Proper Total Timing on a Small Block Chevy
Total timing is a term used to describe the combination of initial ignition advance at which a distributor is set, plus the amount of centrifugal (mechanical) advance that takes place within a distributor as the engine RPM increases.
The small-block Chevy engines vary in the amount of total timing based on a number of factors, but most SBC engines require between 32 to 36 degrees of total timing, with some older, less efficient engines needing as much as 38 degrees or more. While most engines use a vacuum advance mechanism, some performance SBCs do not.
Importance of Proper Timing
The proper amount of total timing is critical. Too little timing can cause the engine to be sluggish and unresponsive. This is because the air/fuel mixture is being ignited in the cylinder too late in the compression cycle for maximum power. The full energy from combustion is released too far after the piston has past top-dead centre (TDC). Additionally, the fuel burn is not as complete which increases emissions.

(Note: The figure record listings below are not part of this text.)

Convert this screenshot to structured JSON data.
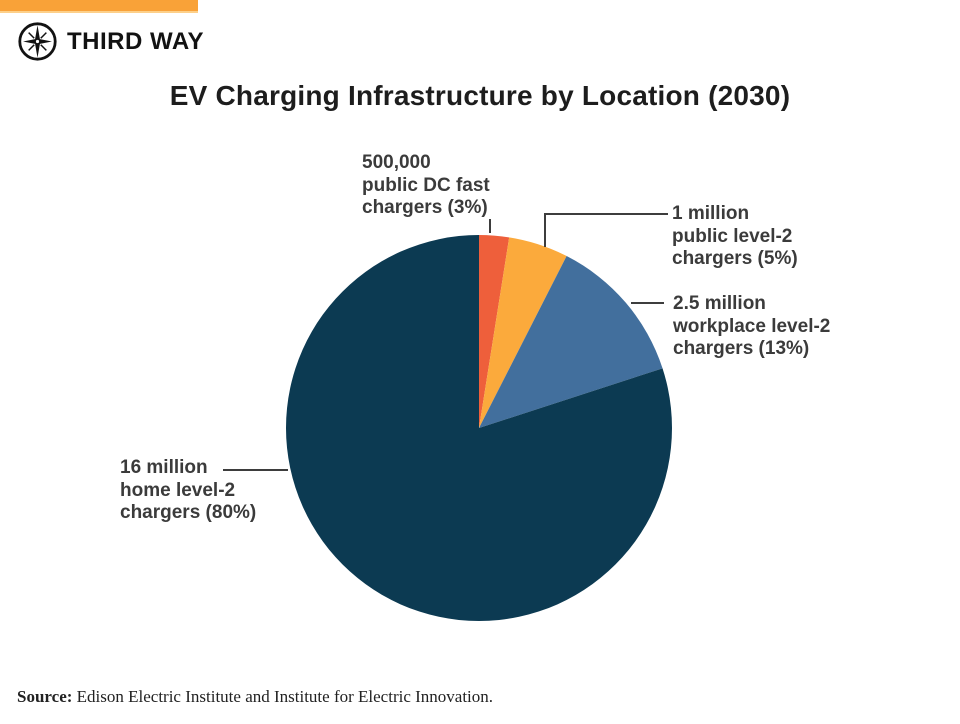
{
  "brand": {
    "logo_text": "THIRD WAY",
    "top_bar_color": "#f9a238",
    "logo_color": "#121212"
  },
  "title": "EV Charging Infrastructure by Location (2030)",
  "chart_data": {
    "type": "pie",
    "title": "EV Charging Infrastructure by Location (2030)",
    "start_angle_deg": 0,
    "direction": "clockwise",
    "legend_position": "none (direct callout labels with leader lines)",
    "total_value": 20000000,
    "slices": [
      {
        "name": "public-dc-fast-chargers",
        "value": 500000,
        "percent": 2.5,
        "display_percent": "3%",
        "color": "#ee5f3b",
        "label_lines": [
          "500,000",
          "public DC fast",
          "chargers (3%)"
        ]
      },
      {
        "name": "public-level2-chargers",
        "value": 1000000,
        "percent": 5,
        "display_percent": "5%",
        "color": "#fbaa3c",
        "label_lines": [
          "1 million",
          "public level-2",
          "chargers (5%)"
        ]
      },
      {
        "name": "workplace-level2-chargers",
        "value": 2500000,
        "percent": 12.5,
        "display_percent": "13%",
        "color": "#426f9d",
        "label_lines": [
          "2.5 million",
          "workplace level-2",
          "chargers (13%)"
        ]
      },
      {
        "name": "home-level2-chargers",
        "value": 16000000,
        "percent": 80,
        "display_percent": "80%",
        "color": "#0c3a52",
        "label_lines": [
          "16 million",
          "home level-2",
          "chargers (80%)"
        ]
      }
    ]
  },
  "source": {
    "prefix": "Source:",
    "text": " Edison Electric Institute and Institute for Electric Innovation."
  }
}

Conversely, too much ignition advance begins the air/fuel ignition too soon. The early release of energy means that the rising piston has to fight against the increased cylinder pressure. If fuel octane is not sufficient, detonation (pinging) will occur. This is a potentially destructive condition and can burn pistons, valves or spark plugs and can cause damage to the upper connecting rod-bearing inserts, as well.
Chevrolet has manufactured the SBC in displacements from 265 to 400 cubic inches for a variety of applications. The size of the engine impacts the total timing requirements. In addition to this, induction system, cylinder head design and camshaft timing play a great role in timing needs, as well. Newer engines with more efficient cylinder heads which promote high turbulence in a smaller combustion chamber reduce the need for timing advance.
Most unmodified production, daily-driven Chevy small blocks will need about 8 to 12 degrees of initial distributor advance at idle for ease of starting. Once started, a high engine vacuum signal connected to a dashpot on the distributor rotates the internal advance mechanism forward to introduce more timing for good off-idle and part-throttle engine response. As engine speeds increase above 3000 to 3500 RPM, the centrifugal force of the distributor mechanical advance weights overcomes the springs holding the advance mechanism in the retarded position and mechanical advance is fully introduced. This is also known as having the timing "all in."
The purpose of the vacuum advance mechanism is to offer more timing--typically 10 to 14 additional degrees--when full mechanical advance is not completely introduced. This allows the engine to run more efficiently at low speeds at part throttle with better throttle response and more complete fuel combustion. Under full throttle loads, there is reduced vacuum available to the vacuum advance mechanism, and its advance is eliminated to avoid too much timing.
As an example, at high RPMs with part throttle (high vacuum) positions, the total timing will be: 12 degrees initial advance, 10 degrees vacuum advance, and 22 degrees mechanical advance (total timing is 44 degrees). At high RPMs with full throttle application (no/low vacuum), the total timing may be: 12 degrees initial, 0 degrees vacuum, and 22 degrees mechanical advance, for a total timing of 34 degrees.
For performance applications, some modifications will be required to the advance "curve." Engines with aftermarket camshafts change valve timing events (not to be confused with ignition timing), and this increases the amount of initial timing that is required. When initial advance is increased, mechanical advance needs to be reduced. This can be done with performance kits which allow you to easily modify the rate and amount of mechanical advance.